Still, does it matter? I don’t think too many readers today really care that Hemingway himself was thinly disguised Jake Barnes, that Lady Brett Ashley was based on a Hemingway friend, Lady Duff Twysden, that the erstwhile boxer Robert Cohn was based on another friend, Harold Loeb, and on and on. Heming way and his group of friends did go to Pamplona, Spain, for the running of the bulls and the whole drunken festival really did take place much as it was related in “Sun.”
The hero of the novel is not Jake Barnes as one might expect but an exceptionally brave and graceful bullfighter, Pedro Romero, still a teen-ager when he takes on bulls at the festival. He is as beautiful a young man as Barnes can remember seeing. Inevitably, Lady Brett Ashley is consumed with Romero and they have an affair. Her former lover, Robert Cohn, who has come to Pamplona not because he was invited but because he cannot stay away from her, is overwhelmed with bitter jealousy and beats Romero mercilessly.
The next day, a hurting, much depleted Romero – his face bloodied and bruised -- enters the ring and fights as beautifully as ever. Romero is “steeped in inner nobility and traditional ethics” (aside from having an affair with an older foreign woman, perhaps). The bull is killed, and the prize ear is presented to Lady Brett (who later tosses it into her bedside table drawer and leaves it when she checks out).
As I read “Everybody Behaves Badly” in the evenings, I listened to “The Sun Also Rises” on tape in the afternoons.
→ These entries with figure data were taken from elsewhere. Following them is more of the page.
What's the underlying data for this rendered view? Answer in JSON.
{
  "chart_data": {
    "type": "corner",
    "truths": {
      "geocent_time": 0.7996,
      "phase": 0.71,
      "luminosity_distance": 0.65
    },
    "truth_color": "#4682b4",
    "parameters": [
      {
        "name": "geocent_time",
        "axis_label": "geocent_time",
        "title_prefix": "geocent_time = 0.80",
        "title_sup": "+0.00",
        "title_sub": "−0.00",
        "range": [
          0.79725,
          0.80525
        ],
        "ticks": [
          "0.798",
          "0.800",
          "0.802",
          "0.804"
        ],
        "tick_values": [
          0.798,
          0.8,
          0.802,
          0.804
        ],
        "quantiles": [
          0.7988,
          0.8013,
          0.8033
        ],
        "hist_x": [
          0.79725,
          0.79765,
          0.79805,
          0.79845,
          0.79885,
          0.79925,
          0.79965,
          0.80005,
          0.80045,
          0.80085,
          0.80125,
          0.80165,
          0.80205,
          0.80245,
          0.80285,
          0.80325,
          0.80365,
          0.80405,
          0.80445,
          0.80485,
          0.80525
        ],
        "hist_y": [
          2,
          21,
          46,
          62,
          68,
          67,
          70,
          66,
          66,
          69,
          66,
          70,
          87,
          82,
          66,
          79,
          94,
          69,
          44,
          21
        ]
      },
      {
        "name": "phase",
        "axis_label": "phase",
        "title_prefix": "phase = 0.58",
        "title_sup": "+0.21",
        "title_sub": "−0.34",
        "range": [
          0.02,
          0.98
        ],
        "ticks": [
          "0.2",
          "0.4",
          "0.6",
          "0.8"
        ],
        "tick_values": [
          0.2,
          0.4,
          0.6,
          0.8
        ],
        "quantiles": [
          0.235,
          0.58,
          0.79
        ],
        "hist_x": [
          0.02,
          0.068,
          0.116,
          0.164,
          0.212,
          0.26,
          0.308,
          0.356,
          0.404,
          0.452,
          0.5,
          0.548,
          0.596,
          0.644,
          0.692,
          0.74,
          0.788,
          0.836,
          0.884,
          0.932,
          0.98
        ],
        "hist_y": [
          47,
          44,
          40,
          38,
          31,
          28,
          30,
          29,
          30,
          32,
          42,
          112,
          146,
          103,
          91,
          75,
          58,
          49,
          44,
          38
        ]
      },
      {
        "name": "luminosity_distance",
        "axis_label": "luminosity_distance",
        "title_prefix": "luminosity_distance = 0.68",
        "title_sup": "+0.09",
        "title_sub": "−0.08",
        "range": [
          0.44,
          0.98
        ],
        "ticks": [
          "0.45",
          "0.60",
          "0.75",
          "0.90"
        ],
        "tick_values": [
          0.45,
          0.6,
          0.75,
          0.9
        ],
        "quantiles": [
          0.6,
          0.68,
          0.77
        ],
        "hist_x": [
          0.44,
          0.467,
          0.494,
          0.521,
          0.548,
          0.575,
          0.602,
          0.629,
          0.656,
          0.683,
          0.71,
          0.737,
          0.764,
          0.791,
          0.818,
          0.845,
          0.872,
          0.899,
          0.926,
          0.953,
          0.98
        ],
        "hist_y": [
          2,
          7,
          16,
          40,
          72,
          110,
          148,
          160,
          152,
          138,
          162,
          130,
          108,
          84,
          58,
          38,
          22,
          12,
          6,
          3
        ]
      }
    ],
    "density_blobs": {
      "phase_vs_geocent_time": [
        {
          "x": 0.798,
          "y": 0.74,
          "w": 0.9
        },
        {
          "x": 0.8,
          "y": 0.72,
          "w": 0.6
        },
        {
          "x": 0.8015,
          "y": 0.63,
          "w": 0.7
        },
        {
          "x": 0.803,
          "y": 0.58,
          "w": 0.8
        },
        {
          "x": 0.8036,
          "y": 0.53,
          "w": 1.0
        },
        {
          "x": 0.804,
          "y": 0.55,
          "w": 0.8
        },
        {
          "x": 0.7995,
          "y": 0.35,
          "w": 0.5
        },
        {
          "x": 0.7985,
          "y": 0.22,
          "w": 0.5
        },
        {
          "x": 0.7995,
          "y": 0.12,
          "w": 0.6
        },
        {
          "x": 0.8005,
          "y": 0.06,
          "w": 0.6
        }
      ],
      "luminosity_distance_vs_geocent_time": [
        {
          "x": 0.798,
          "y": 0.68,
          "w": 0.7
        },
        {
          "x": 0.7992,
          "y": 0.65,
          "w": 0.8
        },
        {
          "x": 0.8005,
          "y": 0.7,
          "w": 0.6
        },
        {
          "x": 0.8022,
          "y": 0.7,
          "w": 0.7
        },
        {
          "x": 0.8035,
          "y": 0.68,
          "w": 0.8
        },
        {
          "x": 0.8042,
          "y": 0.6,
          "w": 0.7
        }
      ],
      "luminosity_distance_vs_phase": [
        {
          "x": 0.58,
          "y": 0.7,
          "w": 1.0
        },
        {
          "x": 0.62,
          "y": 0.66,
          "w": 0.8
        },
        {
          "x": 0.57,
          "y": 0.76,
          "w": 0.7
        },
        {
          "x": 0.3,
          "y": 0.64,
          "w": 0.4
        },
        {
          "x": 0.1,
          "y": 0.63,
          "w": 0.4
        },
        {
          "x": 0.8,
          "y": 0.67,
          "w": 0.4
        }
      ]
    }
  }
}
It was performed by actor William Hurt. Hurt did a great job reading Hemingway’s clipped prose and his French pronunciation of places in Paris was fine. But when it came to recreating Lady Brett’s English accent, or Mike Campbell’s Scottish accent, or any of the Spanish accents, or an Eastern European accent – OMG – the result was laughable and seriously got in the way of listening to the book. My advice: Don’t torture yourself.
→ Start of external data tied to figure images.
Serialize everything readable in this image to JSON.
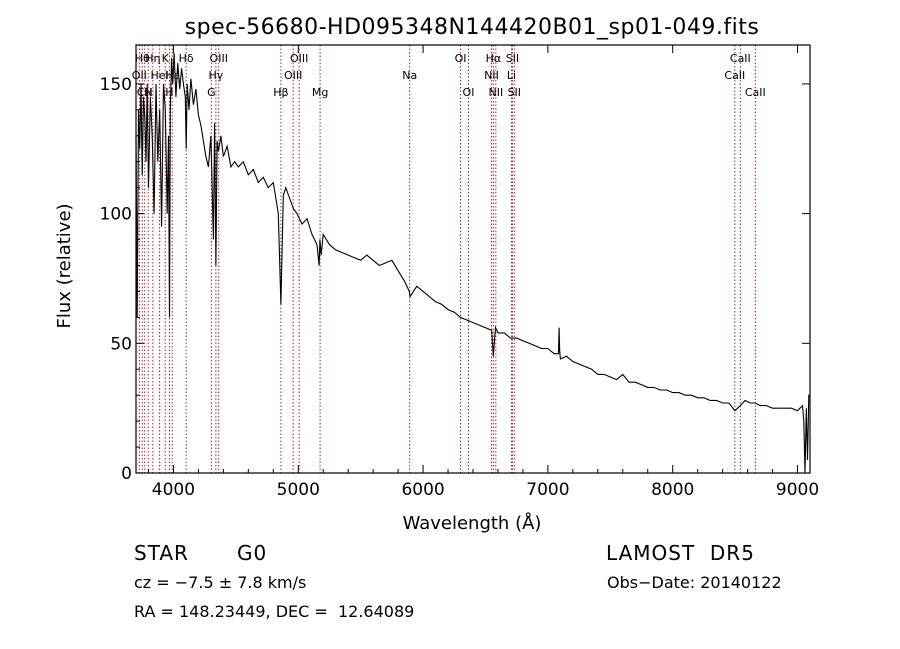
{
  "chart_data": {
    "type": "line",
    "title": "spec-56680-HD095348N144420B01_sp01-049.fits",
    "xlabel": "Wavelength (Å)",
    "ylabel": "Flux (relative)",
    "xlim": [
      3700,
      9100
    ],
    "ylim": [
      0,
      165
    ],
    "xticks": [
      4000,
      5000,
      6000,
      7000,
      8000,
      9000
    ],
    "yticks": [
      0,
      50,
      100,
      150
    ],
    "grid": false,
    "line_color": "#000000",
    "marker_color": "#b22222",
    "series": [
      {
        "x": [
          3700,
          3710,
          3720,
          3730,
          3740,
          3750,
          3760,
          3770,
          3780,
          3790,
          3800,
          3815,
          3830,
          3845,
          3860,
          3875,
          3890,
          3905,
          3920,
          3935,
          3950,
          3960,
          3968,
          3975,
          3985,
          3995,
          4005,
          4020,
          4035,
          4050,
          4065,
          4080,
          4095,
          4102,
          4110,
          4125,
          4140,
          4160,
          4180,
          4200,
          4220,
          4240,
          4260,
          4280,
          4300,
          4320,
          4330,
          4340,
          4350,
          4360,
          4380,
          4400,
          4430,
          4460,
          4490,
          4520,
          4560,
          4600,
          4640,
          4680,
          4720,
          4760,
          4800,
          4840,
          4861,
          4880,
          4900,
          4930,
          4960,
          4990,
          5030,
          5070,
          5110,
          5150,
          5167,
          5173,
          5183,
          5200,
          5250,
          5300,
          5350,
          5400,
          5450,
          5500,
          5550,
          5600,
          5650,
          5700,
          5750,
          5800,
          5850,
          5890,
          5896,
          5950,
          6000,
          6050,
          6100,
          6150,
          6200,
          6250,
          6300,
          6350,
          6400,
          6450,
          6500,
          6550,
          6563,
          6580,
          6600,
          6650,
          6700,
          6750,
          6800,
          6850,
          6900,
          6950,
          7000,
          7050,
          7085,
          7090,
          7095,
          7100,
          7150,
          7200,
          7250,
          7300,
          7350,
          7400,
          7450,
          7500,
          7550,
          7600,
          7650,
          7700,
          7750,
          7800,
          7850,
          7900,
          7950,
          8000,
          8050,
          8100,
          8150,
          8200,
          8250,
          8300,
          8350,
          8400,
          8450,
          8498,
          8542,
          8580,
          8620,
          8662,
          8700,
          8750,
          8800,
          8850,
          8900,
          8950,
          9000,
          9020,
          9040,
          9050,
          9060,
          9070,
          9080,
          9090,
          9100
        ],
        "y": [
          130,
          60,
          140,
          125,
          150,
          115,
          145,
          138,
          120,
          150,
          110,
          145,
          130,
          100,
          150,
          120,
          140,
          95,
          150,
          140,
          100,
          130,
          60,
          140,
          160,
          150,
          162,
          145,
          158,
          148,
          156,
          150,
          145,
          125,
          150,
          140,
          152,
          142,
          148,
          138,
          134,
          128,
          122,
          118,
          130,
          90,
          135,
          80,
          128,
          124,
          130,
          122,
          126,
          118,
          120,
          118,
          120,
          115,
          117,
          112,
          114,
          110,
          112,
          100,
          65,
          107,
          110,
          106,
          102,
          100,
          96,
          98,
          92,
          88,
          80,
          90,
          84,
          92,
          88,
          86,
          85,
          84,
          83,
          82,
          84,
          82,
          80,
          81,
          82,
          78,
          74,
          70,
          68,
          72,
          70,
          68,
          66,
          65,
          63,
          62,
          60,
          59,
          58,
          57,
          56,
          55,
          45,
          56,
          54,
          54,
          52,
          52,
          51,
          50,
          49,
          48,
          48,
          46,
          46,
          56,
          47,
          44,
          45,
          43,
          42,
          41,
          40,
          38,
          38,
          37,
          36,
          38,
          35,
          35,
          34,
          33,
          33,
          32,
          32,
          31,
          31,
          30,
          30,
          29,
          29,
          28,
          28,
          27,
          27,
          24,
          26,
          28,
          27,
          27,
          26,
          26,
          25,
          25,
          25,
          25,
          24,
          25,
          26,
          20,
          0,
          25,
          5,
          30,
          30
        ]
      }
    ],
    "lines": [
      {
        "wl": 3727,
        "label": "OII",
        "row": 1
      },
      {
        "wl": 3750,
        "label": "Hθ",
        "row": 0
      },
      {
        "wl": 3770,
        "label": "CN",
        "row": 2
      },
      {
        "wl": 3798,
        "label": "H",
        "row": 2
      },
      {
        "wl": 3835,
        "label": "Hη",
        "row": 0
      },
      {
        "wl": 3889,
        "label": "HeI",
        "row": 1
      },
      {
        "wl": 3934,
        "label": "K",
        "row": 0
      },
      {
        "wl": 3968,
        "label": "H",
        "row": 2
      },
      {
        "wl": 3990,
        "label": "Hε",
        "row": 1
      },
      {
        "wl": 4102,
        "label": "Hδ",
        "row": 0
      },
      {
        "wl": 4304,
        "label": "G",
        "row": 2
      },
      {
        "wl": 4340,
        "label": "Hγ",
        "row": 1
      },
      {
        "wl": 4363,
        "label": "OIII",
        "row": 0
      },
      {
        "wl": 4861,
        "label": "Hβ",
        "row": 2
      },
      {
        "wl": 4959,
        "label": "OIII",
        "row": 1
      },
      {
        "wl": 5007,
        "label": "OIII",
        "row": 0
      },
      {
        "wl": 5175,
        "label": "Mg",
        "row": 2
      },
      {
        "wl": 5893,
        "label": "Na",
        "row": 1
      },
      {
        "wl": 6300,
        "label": "OI",
        "row": 0
      },
      {
        "wl": 6364,
        "label": "OI",
        "row": 2
      },
      {
        "wl": 6548,
        "label": "NII",
        "row": 1
      },
      {
        "wl": 6563,
        "label": "Hα",
        "row": 0
      },
      {
        "wl": 6583,
        "label": "NII",
        "row": 2
      },
      {
        "wl": 6708,
        "label": "Li",
        "row": 1
      },
      {
        "wl": 6716,
        "label": "SII",
        "row": 0
      },
      {
        "wl": 6731,
        "label": "SII",
        "row": 2
      },
      {
        "wl": 8498,
        "label": "CaII",
        "row": 1
      },
      {
        "wl": 8542,
        "label": "CaII",
        "row": 0
      },
      {
        "wl": 8662,
        "label": "CaII",
        "row": 2
      }
    ]
  },
  "info": {
    "obj_type": "STAR",
    "subclass": "G0",
    "cz": "cz = −7.5 ± 7.8 km/s",
    "radec": "RA = 148.23449, DEC =  12.64089",
    "survey": "LAMOST  DR5",
    "obsdate": "Obs−Date: 20140122"
  }
}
Blume’s epilogue describes what happened in the years after “Sun” to the eight ensemble characters including Pedro Romero who was modeled after the real-life matador Cayetano Ordonez. Blume describes how in 1955 a young American student named Sam Adams was studying in Madrid. The owner of the pension asked Adams if he would mind sharing his room with an older Spanish man who was down on his luck. Eventually, Adams realized that the “repellent old drunk” in the second bed was the hero of Hemingway’s novel. He took note and after their three weeks together Adams published an article for “Sports Illustrated.”
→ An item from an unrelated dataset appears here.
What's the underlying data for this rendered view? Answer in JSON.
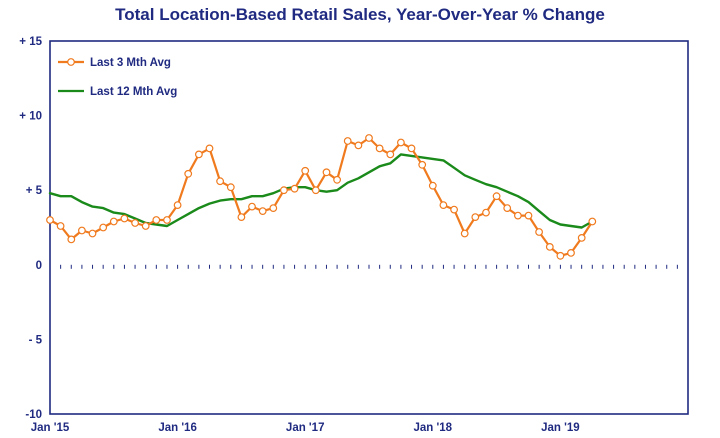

The matador now was a balding, pock-marked disaster with purple lines spattering his nose, a swollen mouth and yellow teeth. He drank heavily, woke up his roommate with nightly bouts of vomiting, and admitted that he was paid to stay away from his family. But he recalled his role in “Sun” as a great honor. And it surely was.
“Sun” was “modern literature fully arrived for a grand public,” according to Loren Stein, editor of The Paris Review. “I’m not sure that there was ever another moment when one novelist was so obviously the leader of a whole generation. You read one sentence and it doesn’t sound like anything that came before.”